- Born: 1 January 1875 Shahganj, Agra, North-Western Provinces, British India
- Died: 14 February 1960 Agra, Uttar Pradesh, India
- Occupations: Social Reformer and Founding Member of Jatav Mahasabha
- Years active: 1917-1937

= Khemchand Bohare =

Indian activist and social reformer

Khemchand Bohare was a Dalit activist and social reformer.

== Personal life ==
Khemchand Bohare was born into the Jatav community to Nannu Shah Bohare in Agra, Uttar Pradesh. He got his education from St. John's College and worked as a contractor on the Great India Peninsula Railway (GIPR) between Bilaspur-Gondia and Nagpur sections.

== Career ==
In 1910, he left his job and started working for the upliftment of the Chamar community. He organised people, i.e., Swami Achootanand, Manikchand Jatav, etc., and founded Jatav Mahasabha to change the identity from Chamar to Jatav. He worked for the upliftment, education, and unity of the untouchables.

In 1918, he was nominated as a member of the Agra Municipal Council and later the District Education Board.

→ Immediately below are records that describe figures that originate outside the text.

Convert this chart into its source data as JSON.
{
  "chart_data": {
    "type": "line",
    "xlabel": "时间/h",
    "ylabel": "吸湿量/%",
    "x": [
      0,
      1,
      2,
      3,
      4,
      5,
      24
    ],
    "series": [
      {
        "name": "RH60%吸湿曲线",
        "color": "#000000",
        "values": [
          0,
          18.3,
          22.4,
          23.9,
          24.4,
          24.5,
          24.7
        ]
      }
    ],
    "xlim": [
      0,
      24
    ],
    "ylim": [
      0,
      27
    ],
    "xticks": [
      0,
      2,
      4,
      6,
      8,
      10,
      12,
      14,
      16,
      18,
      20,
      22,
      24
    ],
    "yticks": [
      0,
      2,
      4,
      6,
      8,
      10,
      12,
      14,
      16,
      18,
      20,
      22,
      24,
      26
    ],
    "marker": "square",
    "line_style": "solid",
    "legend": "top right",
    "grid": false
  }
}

In 1922, he became a member of the United Provinces Legislative Council and remained there until 1937. He also passed a resolution to appoint one member from the depressed classes to be a member of the district boards of municipalities and education in every district.

He also gave testimony in front of the Simon Commission and declared himself Vice President of the All India Depressed Classes Association under Rao Sahib M.C. Rajah.

In the 1937 Indian provincial elections, he fought in the Agra constituency but lost to Manik Chand Jatav.